Take the Chicago Symphony Orchestra’s historic Civic Orchestra professional training ensemble, add Lyric Opera of Chicago’s enviable Ryan Center program, blend with challenging vocal and instrumental works by Richard Strauss and a rarely presented romp by Francis Poulenc, and bring in a debuting young American conductor to stir, and what do you get?
One of the most exciting and satisfying concerts by any set of players at Orchestra Hall this season.
Monday night was the third of what is now an annual pairing of the Civic and Ryan artists. With Strauss songs — the suite from his opera “Der Rosenkavalier” and Poulenc’s 1947 feminist-comic romp, “The Breasts of Tiresias” selected and prepared by Civic and Ryan artistic and musical staff and Michael Christie on the podium — the combination had another winner.
Of course these free concerts matter as much for the performers as for the enthusiastic audiences. For youthful orchestra musicians to play with both solo singers and opera ensembles, and to stretch their repertoire experience in doing so, is a rare additional benefit. And for the Ryan singers to have their own night with an orchestra of their slightly younger peers ony adds to this excellent institute’s attraction for the best preparatory vocalists.
Whether it was a matter of time, of having an orchestra onstage rather than being an isolated soloist on stage with the players in the pit, tenor John Irvin had a much better outing with Strauss here than at the Rising Stars Ryan concert earlier this year. In both the daunting “Zueignung” (Dedication) and the more love-tossed “Caecilie” he balanced well with the orchestra and was both technically and emotionally effective. Soprano Tracy Cantin is a veteran of power and artistry in the Ryan program, and her “Allerseelen” (All Soul’s Day) and “Fruhlingsfeier” (Spring Festival) brought down the house barely a quartet of the way into the evening.
Christie followed this with a performance of the “Rosenkavalier” Suite more idiomatic than many heard here in a number of years. You could see the orchestral musicians diving in to the Viennese way of “breathing” and creating atmosphere through stretching and pulling in the rhythms not only of the waltz portions.
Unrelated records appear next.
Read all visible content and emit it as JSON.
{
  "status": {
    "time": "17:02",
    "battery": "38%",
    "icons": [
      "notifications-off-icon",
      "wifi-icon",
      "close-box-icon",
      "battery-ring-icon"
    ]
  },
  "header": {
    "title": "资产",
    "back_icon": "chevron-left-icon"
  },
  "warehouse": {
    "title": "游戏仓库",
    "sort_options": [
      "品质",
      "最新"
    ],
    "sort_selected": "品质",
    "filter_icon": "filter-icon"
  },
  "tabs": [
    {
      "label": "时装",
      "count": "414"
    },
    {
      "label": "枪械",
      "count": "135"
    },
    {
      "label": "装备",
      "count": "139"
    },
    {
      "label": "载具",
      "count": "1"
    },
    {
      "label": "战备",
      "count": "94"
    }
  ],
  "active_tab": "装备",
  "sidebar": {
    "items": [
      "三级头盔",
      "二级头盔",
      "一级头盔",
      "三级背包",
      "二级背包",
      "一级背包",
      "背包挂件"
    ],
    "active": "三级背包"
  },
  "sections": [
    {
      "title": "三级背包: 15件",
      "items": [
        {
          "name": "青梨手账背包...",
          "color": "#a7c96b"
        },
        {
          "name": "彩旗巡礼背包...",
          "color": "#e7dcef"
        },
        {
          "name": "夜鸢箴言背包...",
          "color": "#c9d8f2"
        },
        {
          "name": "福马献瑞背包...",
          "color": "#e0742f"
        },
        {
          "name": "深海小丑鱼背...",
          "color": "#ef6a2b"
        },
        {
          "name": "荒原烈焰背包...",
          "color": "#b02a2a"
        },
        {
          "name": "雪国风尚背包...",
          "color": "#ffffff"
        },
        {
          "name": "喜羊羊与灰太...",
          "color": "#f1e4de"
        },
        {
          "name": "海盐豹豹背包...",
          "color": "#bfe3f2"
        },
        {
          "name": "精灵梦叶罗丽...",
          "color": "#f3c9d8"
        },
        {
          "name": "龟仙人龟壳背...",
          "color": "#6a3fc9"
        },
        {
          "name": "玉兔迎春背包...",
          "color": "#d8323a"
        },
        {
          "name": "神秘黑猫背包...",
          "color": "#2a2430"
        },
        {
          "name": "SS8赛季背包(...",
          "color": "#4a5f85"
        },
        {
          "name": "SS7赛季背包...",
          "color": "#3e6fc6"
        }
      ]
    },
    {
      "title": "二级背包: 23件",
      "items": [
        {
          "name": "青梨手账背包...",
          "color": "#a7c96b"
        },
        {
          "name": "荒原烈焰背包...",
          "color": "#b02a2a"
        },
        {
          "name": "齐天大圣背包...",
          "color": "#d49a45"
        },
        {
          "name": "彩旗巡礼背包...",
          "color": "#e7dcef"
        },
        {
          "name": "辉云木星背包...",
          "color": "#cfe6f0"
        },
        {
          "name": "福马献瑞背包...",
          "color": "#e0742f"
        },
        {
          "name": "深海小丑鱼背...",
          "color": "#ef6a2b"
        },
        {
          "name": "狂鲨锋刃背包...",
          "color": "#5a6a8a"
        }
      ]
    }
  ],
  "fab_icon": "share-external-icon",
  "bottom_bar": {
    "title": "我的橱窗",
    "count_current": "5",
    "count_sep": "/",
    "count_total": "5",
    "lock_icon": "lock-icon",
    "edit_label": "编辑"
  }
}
And what a horn section and what fine wind and trumpet soloists! The concert-opening Overture to Mozart’s “Cosi fan tutte” had already shown that this would not be one-size-fits-all conducting.
The second half brought the mad but very musically appealing Poulenc, created in 1947 by the popular Parisian jokester after an earlier surrealist playlet by his poet friend Guillaume Apollinaire. The story: Therese, a woman of Zanzibar, relocated to just off of the French Riviera, tires of the societal restrictions on women, demands for childbearing and even her breasts, which she releases into the air. As Tiresias she grows, and then trims, a beard and moustache and even prompts her once-straightlaced husband to become something of a woman and delivers 40,049 children in a single day, one of whom quickly becomes an 18-year-old blackmailing tabloid journalist.
Despite the lack of props and costumes, both third-year can-take-on-any-part Ryan baritone Will Livermore as the husband and brand-new soprano member Hlengiwe Mkhwanazi as Therese/Tiresias (and a card reader) were wholly convincing and entertaining. The audience followed along with the wordy but hilarious libretto in printed booklets. Seven Ryan colleagues old and new pitched in through the zany “plot” and Christie and the orchestra and section leaders had you thinking you were at the Opera-Comique in Paris. A real accomplishment.